Oh, but don’t assume that relief lasts for long. Soon, Fassbender’s tragic fuckboi finds himself in the heat of a new urge, one that’d go on to inform the actor’s performance in Hunger. Both hungry and thirsty (a film we have yet to see: we’re waiting, McQueen!), Fassbender softly smacks his lips in a palpable depiction of dryness and longing as he lies in bed, next to the sleeping woman and her infantilizing toy. And then the pivotal question: will his character shake this narrative trajectory entirely to walk to the fridge? You better believe he makes that journey, because this is Fassbender, and no journey — no matter how physically and emotionally brutal — is too challenging.

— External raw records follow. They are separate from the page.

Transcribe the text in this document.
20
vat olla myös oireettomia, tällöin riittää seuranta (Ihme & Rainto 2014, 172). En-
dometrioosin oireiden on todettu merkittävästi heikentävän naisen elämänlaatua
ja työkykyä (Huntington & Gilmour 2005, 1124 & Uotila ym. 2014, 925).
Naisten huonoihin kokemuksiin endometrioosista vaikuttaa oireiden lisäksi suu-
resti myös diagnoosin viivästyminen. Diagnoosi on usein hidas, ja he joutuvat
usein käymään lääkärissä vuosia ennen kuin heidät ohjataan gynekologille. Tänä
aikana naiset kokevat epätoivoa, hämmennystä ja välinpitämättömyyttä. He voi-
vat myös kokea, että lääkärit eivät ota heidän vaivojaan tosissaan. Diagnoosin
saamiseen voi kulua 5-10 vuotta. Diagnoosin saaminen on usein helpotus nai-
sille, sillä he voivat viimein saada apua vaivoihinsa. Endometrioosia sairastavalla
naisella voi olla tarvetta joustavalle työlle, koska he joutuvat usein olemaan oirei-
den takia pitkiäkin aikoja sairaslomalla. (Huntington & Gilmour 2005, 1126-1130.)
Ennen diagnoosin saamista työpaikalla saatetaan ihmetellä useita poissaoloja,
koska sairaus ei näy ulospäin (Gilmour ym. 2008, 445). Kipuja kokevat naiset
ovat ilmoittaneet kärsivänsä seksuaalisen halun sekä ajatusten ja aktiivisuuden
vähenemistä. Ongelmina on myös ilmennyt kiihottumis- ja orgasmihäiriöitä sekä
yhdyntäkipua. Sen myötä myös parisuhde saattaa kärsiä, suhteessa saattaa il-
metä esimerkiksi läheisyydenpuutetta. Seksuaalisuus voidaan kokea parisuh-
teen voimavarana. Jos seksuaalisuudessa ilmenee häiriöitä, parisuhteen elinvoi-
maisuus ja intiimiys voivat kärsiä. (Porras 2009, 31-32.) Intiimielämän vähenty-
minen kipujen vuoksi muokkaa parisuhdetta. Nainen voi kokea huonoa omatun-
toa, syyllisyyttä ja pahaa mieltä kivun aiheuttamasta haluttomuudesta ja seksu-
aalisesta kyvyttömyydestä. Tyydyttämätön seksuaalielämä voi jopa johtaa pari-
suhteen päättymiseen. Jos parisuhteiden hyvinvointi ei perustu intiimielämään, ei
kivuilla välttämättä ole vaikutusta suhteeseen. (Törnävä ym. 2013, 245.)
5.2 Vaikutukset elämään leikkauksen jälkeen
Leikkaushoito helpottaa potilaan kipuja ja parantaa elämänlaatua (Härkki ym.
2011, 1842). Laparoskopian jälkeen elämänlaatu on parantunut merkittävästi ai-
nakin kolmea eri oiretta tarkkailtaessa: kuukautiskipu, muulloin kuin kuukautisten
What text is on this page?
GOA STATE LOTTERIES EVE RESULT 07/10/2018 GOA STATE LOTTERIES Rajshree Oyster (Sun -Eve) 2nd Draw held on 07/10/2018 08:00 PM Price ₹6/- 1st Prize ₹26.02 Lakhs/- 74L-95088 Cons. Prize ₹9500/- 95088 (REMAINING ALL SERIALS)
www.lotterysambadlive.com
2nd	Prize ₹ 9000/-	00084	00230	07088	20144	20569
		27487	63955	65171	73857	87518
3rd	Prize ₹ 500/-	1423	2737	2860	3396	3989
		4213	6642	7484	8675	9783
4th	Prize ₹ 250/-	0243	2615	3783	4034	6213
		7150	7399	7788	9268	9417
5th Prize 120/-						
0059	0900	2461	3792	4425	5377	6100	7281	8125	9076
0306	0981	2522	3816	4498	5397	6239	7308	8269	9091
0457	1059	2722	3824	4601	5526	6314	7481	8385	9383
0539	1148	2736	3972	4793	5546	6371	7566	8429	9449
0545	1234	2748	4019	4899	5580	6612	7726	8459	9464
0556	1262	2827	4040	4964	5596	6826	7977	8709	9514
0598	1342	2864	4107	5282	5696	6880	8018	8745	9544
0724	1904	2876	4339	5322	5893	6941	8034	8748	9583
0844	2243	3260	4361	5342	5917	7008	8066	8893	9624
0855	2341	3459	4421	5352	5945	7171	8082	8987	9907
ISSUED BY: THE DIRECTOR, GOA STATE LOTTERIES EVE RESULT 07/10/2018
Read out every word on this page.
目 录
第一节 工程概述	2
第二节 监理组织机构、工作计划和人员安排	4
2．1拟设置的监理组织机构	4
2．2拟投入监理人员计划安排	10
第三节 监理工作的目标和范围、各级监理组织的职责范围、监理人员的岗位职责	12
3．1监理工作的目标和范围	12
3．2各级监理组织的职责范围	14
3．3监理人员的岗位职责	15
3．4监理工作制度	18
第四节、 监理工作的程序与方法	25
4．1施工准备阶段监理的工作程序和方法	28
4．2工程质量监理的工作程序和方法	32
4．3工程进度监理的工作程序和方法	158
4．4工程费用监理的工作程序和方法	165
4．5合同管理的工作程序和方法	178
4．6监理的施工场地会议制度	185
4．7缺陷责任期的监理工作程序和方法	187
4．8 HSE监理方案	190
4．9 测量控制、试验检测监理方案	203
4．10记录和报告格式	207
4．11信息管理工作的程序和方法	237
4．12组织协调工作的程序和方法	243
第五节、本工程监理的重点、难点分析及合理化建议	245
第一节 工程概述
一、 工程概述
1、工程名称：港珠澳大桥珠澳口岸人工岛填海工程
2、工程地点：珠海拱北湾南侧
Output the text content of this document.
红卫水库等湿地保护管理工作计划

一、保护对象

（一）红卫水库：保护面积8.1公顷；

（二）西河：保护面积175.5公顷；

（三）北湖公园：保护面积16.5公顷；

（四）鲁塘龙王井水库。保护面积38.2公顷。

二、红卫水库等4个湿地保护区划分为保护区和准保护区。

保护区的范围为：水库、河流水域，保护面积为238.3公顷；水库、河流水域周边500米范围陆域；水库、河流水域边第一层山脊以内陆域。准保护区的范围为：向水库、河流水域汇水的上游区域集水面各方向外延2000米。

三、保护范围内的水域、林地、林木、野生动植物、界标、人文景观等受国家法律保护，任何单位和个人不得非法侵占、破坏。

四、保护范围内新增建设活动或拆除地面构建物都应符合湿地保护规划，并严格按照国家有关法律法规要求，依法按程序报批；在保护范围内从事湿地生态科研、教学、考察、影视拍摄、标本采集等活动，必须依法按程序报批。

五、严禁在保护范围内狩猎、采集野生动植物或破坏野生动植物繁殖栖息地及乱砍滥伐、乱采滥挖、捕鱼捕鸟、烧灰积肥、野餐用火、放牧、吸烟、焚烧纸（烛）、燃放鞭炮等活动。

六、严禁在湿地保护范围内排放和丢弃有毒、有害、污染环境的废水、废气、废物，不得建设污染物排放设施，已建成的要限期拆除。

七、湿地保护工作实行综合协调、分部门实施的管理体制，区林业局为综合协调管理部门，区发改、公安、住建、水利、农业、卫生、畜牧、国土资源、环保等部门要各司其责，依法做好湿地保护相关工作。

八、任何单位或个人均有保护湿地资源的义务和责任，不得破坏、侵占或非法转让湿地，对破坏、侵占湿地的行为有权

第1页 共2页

This is when the true training for Shame begins to show itself. Just as the actor’s member nonchalantly filled the screen in one of the opening shots of that film — depicting the tyranny of the wants of the barbaric and utilitarian phallus — here he learns to make a similarly bleak thesis statement solely using his buttocks, while also managing to hide their German Irish accent. Exposed in the middle of a TV commercial, melancholically backlit by fridge, the cheeks collide and clench to make a statement about how our ever-more alienating existence can lead to addiction to the idea of connection, rather than to connection itself. For butt-cheeks, being two separate entities, can squeeze to find closeness, but can never truly unite, as many a wedgie has cruelly underscored.

Fassbender’s Macbeth co-star Marion Cotillard said of this moment, “I wept for the tushes.”

Sir Mix-a-Lot said, “I was very impressed by this performance.”

A less soulful actor — say, a Brad Pitt — may show his buttocks to dazzle his fans, but instills them with no interiority or conceptual integrity. Fassbender was said to have actually gotten his inspiration from one of the other rare, expressive cinematic butts, that of Jim Carrey in Ace Ventura — particularly the heartrending moment when he puppeteers the buttocks to ask for Binaca spray.

The end of the short psychological character sketch for Scandinavian Airlines, is, it should be noted, an actual portrayal of the the exact emotion mined in the movie Shame: shame. For, as he’s exposing himself to the fridge (which, in this man’s tormented mind, could be his next sex partner), the light switches on, and it’s revealed that he’s standing naked in front of the woman-with-stuffed-bear’s mother. He scrambles to shield his character’s overused genitalia with a houseplant. The tragic ending sees the unnamed sexbot finding himself stuck in a societal loop — this social repression will only further fuel his desires in a sick cycle of hunger and shame, Hunger and Shame, and apparently will even soon lead him to buy a plane ticket from a company called SAS.